The air flow direction is changed by utilizing the convex blocks 8, so that the situation that the air flow entering from the front cannot be normally discharged due to the influence of the air flow in other directions is avoided;

The first longitudinal groove 3 and the second longitudinal groove 5 both play a role in increasing the anti-slip capability, so that the wheel can avoid sideslip during running, the annular longitudinal groove 7 also plays a role in increasing the anti-slip capability, the annular longitudinal groove 7 also plays a role in assisting the airflow, and the airflow discharged from the inside of the transverse groove 2 can be discharged from the annular longitudinal groove 7;

According to the utility model, the air flow guiding structures are arranged on the two side surfaces of the tire body 1, so that the air flow can flow out from the side surfaces more quickly, and the air flow contacted with the tire body 1 can be directly discharged by arranging the transverse grooves 2, so that heat is driven to be discharged together, and the effect of enhancing the heat dissipation effect is achieved.

The foregoing description of the preferred embodiments of the utility model is not intended to limit the utility model to the precise form disclosed, and any such modifications, equivalents, and alternatives falling within the spirit and scope of the utility model are intended to be included within the scope of the utility model.

Claims (9)

1. A tread heat dissipation structure for a tire, comprising:

The tire body (1) is provided with transverse grooves (2), first longitudinal grooves (3), second longitudinal grooves (5), communicating grooves (6) and annular longitudinal grooves (7) on the surface, wherein the first longitudinal grooves (3) are arranged between the transverse grooves (2), the second longitudinal grooves (5) are arranged between the first longitudinal grooves (3), the communicating grooves (6) are arranged at two ends of the transverse grooves (2), and the annular longitudinal grooves (7) are arranged between the communicating grooves (6) and the transverse grooves (2);

Both ends of the carcass (1) are provided with a lug (8) and a guide strip (9).

2. Tread cooling structure according to claim 1, characterized in that the transverse grooves (2) are V-shaped grooves, the inner surface of one side of the transverse grooves (2) is an arc-shaped surface (4), and the inner surface of the other side of the transverse grooves (2) is a V-shaped surface.

3. Tread cooling structure according to claim 2, wherein said transversal grooves (2) are equally distributed in a ring shape.

4. Tread cooling structure according to claim 2, wherein said first longitudinal grooves (3) are toothed grooves provided on one side of said curved surface (4).

5. Tread cooling structure according to claim 1, wherein said second longitudinal grooves (5) are rectangular grooves, said second longitudinal grooves (5) being located between two adjacent said transverse grooves (2).

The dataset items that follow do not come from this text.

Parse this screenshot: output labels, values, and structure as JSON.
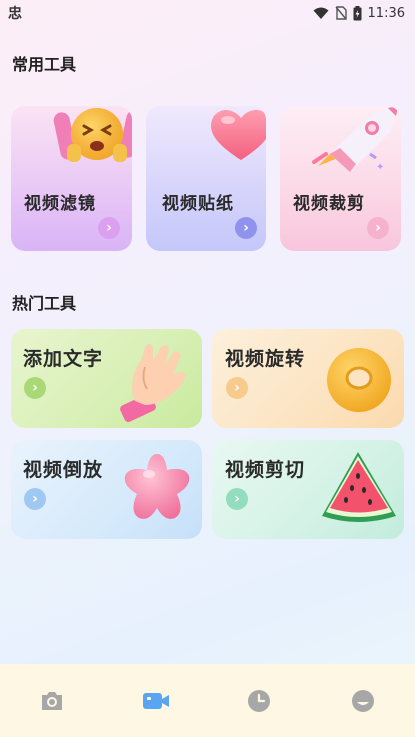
{
  "status_bar": {
    "app_glyph": "忠",
    "time": "11:36",
    "icons": [
      "wifi-icon",
      "no-sim-icon",
      "battery-icon"
    ]
  },
  "common_tools": {
    "title": "常用工具",
    "items": [
      {
        "label": "视频滤镜",
        "icon": "emoji-face-icon"
      },
      {
        "label": "视频贴纸",
        "icon": "heart-icon"
      },
      {
        "label": "视频裁剪",
        "icon": "rocket-icon"
      }
    ]
  },
  "hot_tools": {
    "title": "热门工具",
    "items": [
      {
        "label": "添加文字",
        "icon": "hand-icon"
      },
      {
        "label": "视频旋转",
        "icon": "donut-icon"
      },
      {
        "label": "视频倒放",
        "icon": "jelly-star-icon"
      },
      {
        "label": "视频剪切",
        "icon": "watermelon-icon"
      }
    ]
  },
  "bottom_nav": {
    "items": [
      "camera-icon",
      "video-camera-icon",
      "clock-icon",
      "profile-icon"
    ],
    "active_index": 1
  },
  "colors": {
    "nav_bg": "#fdf7e3",
    "nav_active": "#5aa5f2",
    "nav_inactive": "#a7a7a7"
  }
}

6. Tread cooling structure according to claim 1, characterized in that the communication groove (6) is a flared groove, the groove width of the communication groove (6) being greater than the groove width of the two ends of the transverse groove (2).

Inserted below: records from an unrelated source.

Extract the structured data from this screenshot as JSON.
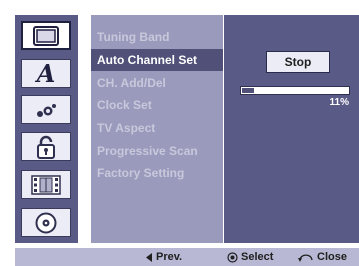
{
  "icon_column": {
    "items": [
      {
        "name": "tv-icon",
        "active": true
      },
      {
        "name": "language-icon",
        "active": false
      },
      {
        "name": "audio-icon",
        "active": false
      },
      {
        "name": "lock-icon",
        "active": false
      },
      {
        "name": "recording-icon",
        "active": false
      },
      {
        "name": "disc-icon",
        "active": false
      }
    ],
    "language_glyph": "A"
  },
  "menu": {
    "items": [
      {
        "label": "Tuning Band",
        "active": false
      },
      {
        "label": "Auto Channel Set",
        "active": true
      },
      {
        "label": "CH. Add/Del",
        "active": false
      },
      {
        "label": "Clock Set",
        "active": false
      },
      {
        "label": "TV Aspect",
        "active": false
      },
      {
        "label": "Progressive Scan",
        "active": false
      },
      {
        "label": "Factory Setting",
        "active": false
      }
    ]
  },
  "panel": {
    "stop_label": "Stop",
    "progress_percent": 11,
    "progress_label": "11%"
  },
  "footer": {
    "prev_label": "Prev.",
    "select_label": "Select",
    "close_label": "Close"
  },
  "colors": {
    "panel_bg": "#5a5a86",
    "menu_bg": "#9a9abc",
    "highlight": "#505078",
    "footer_bg": "#b8b8d4"
  }
}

7. Tread cooling structure according to claim 1, wherein said lugs (8) are hollow truncated cones, the diameter of the side of said lugs (8) close to said carcass (1) being greater than the diameter of the side thereof remote from said carcass (1).

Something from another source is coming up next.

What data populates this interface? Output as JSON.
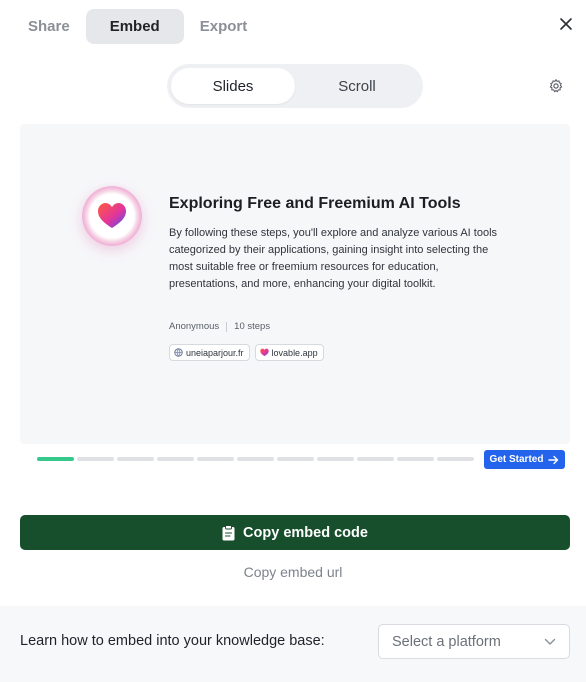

8. Tread cooling structure according to claim 6, characterized in that the guiding strips (9) are arc-shaped strips, the guiding strips (9) are distributed at equal intervals in a ring shape along the outer ring of the protruding block (8), and the guiding strips (9) are distributed in a dislocation manner with the communicating grooves (6).

9. Tread cooling structure according to claim 8, characterized in that the guiding strips (9) and the guiding strips (9) form guiding grooves in a one-to-one correspondence with the communication grooves (6).